Foremost step is to clone this repository in your device.
Then, if you wish to run this model locally, it is advisable to install cuda toolkit if your GPU is cuda enabled. You can check if your GPU is cuda-enabled or not from here.
Next, creating a virtual environment and working in it is also favourable. To create a virtual enviroment with name 'gpt', first navigate to the project folder in command prompt and then, run this command:
python -m venv gpt
To activate this environment, run:
gpt\Scripts\activate
Now that we are in virtual environment, go ahead and run this command to begin the installation of necessary libraries.
pip3 install -r requirements.txt
After completing this installation, run:
pip3 install torch --index-url https://download.pytorch.org/whl/cu121
To access the dataset, first clone this huggingface repository in your project folder: Skylion007/openwebtext. If you face any trouble while cloning, refer this. The process might take some time.
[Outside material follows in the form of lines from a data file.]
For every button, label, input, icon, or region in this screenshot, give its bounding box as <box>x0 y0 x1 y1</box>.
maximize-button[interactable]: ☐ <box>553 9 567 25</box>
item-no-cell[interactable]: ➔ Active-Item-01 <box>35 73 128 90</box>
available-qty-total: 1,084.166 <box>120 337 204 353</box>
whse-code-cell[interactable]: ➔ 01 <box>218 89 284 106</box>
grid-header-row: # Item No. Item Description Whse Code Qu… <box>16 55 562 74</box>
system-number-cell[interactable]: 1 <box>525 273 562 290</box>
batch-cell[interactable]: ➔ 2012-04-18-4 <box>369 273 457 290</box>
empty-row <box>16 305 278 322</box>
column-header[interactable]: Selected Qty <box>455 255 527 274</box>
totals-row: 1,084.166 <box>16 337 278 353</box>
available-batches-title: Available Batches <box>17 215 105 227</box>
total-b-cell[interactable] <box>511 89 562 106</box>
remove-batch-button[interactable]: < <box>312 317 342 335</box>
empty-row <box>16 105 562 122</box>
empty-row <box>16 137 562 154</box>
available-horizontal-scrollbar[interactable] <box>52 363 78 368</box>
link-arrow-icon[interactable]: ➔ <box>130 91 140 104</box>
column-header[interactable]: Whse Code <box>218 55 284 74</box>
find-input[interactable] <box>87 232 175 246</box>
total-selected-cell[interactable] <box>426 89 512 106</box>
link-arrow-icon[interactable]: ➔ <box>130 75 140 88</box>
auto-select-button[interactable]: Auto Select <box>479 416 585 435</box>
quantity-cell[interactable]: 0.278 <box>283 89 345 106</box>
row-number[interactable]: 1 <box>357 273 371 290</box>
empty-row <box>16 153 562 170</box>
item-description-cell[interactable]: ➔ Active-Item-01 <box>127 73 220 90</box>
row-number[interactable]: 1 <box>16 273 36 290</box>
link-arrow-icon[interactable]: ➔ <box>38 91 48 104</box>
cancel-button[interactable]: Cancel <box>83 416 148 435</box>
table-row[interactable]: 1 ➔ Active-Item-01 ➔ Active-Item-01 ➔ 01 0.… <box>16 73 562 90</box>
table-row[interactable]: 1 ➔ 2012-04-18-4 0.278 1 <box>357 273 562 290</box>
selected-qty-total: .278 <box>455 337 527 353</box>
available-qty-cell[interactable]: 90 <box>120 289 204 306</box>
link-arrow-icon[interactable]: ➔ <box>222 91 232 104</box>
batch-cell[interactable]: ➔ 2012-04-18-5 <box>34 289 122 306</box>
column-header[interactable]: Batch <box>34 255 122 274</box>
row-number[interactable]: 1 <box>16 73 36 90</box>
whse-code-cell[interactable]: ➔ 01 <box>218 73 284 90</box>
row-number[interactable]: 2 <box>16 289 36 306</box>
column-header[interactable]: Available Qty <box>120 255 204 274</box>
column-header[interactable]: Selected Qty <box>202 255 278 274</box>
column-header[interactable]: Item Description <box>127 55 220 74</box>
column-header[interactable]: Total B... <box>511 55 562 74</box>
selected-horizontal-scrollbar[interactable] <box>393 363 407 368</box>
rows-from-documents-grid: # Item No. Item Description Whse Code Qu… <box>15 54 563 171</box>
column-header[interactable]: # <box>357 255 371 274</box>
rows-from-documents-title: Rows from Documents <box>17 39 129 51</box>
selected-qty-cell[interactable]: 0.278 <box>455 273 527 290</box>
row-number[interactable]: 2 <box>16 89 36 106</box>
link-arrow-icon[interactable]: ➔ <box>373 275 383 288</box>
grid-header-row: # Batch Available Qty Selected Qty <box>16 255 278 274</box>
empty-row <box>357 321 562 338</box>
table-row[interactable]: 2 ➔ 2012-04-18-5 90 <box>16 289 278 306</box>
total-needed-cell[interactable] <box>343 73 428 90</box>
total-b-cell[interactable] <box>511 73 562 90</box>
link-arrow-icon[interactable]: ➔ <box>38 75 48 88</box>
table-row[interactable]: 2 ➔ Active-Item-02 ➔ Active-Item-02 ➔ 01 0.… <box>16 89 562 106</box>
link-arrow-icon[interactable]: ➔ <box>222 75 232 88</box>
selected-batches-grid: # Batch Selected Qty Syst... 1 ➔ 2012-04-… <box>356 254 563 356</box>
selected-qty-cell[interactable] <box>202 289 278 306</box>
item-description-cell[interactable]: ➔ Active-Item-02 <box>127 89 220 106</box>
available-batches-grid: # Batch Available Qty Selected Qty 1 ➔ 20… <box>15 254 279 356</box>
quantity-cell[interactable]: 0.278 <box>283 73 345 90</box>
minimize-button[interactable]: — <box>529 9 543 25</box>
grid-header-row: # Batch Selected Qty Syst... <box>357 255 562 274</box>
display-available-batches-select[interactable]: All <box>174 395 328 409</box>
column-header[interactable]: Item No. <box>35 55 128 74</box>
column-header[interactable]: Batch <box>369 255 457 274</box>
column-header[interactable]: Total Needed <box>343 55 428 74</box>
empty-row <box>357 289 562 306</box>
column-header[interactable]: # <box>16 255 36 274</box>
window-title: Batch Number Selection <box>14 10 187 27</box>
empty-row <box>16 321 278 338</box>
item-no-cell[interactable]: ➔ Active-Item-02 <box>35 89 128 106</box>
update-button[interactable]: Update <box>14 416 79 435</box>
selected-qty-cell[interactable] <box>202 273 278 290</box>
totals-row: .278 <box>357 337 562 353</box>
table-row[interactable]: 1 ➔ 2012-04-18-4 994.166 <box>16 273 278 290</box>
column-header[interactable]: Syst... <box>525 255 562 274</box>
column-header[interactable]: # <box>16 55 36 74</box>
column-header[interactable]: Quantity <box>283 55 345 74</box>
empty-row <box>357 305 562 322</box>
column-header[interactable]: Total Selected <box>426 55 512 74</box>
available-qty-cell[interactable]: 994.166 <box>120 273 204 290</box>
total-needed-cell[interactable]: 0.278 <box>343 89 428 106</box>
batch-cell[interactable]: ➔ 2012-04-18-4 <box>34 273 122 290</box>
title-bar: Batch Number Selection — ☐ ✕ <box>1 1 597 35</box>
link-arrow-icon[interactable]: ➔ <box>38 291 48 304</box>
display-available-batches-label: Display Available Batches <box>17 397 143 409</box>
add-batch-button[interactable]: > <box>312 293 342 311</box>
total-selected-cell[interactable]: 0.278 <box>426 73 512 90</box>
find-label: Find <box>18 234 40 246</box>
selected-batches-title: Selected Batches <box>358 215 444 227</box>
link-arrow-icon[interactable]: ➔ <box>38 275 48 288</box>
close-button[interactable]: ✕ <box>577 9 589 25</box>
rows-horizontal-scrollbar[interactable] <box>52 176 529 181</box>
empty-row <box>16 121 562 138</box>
Next up, double check that the cloned repository is named 'openwebtext', if not, then change its name to 'openwebtext'. Now, navigate to your project folder and run the Data-extract file. Before running this command, ensure that your disk has around 60-70 gb of free space.
python Data-extract.py
This script might take few hours to run. It will divide your data into two files namely, train and val in the ratio of 90:10 and also create another file which contains all the characters that occurred in the dataset.
After this is done, you need to do one more thing if you are using a virtual environment. You need to create a new ipykernel for your virtual environment. To do that, simply run this command in your terminal after navigating to your project folder ( where your venv is activated). Let's suppose my venv name is cuda and display name is also cuda:
python -m ipykernel install --user --name=cuda --display-name "cuda"
Now, once this kernel is installed, you can open GPT-V1 in jupyter notebook and then instead of using Python 3 kernel, use the kernel named cuda.
THen, you can go ahead and run all the cells in the GPT-V1 ipynb file.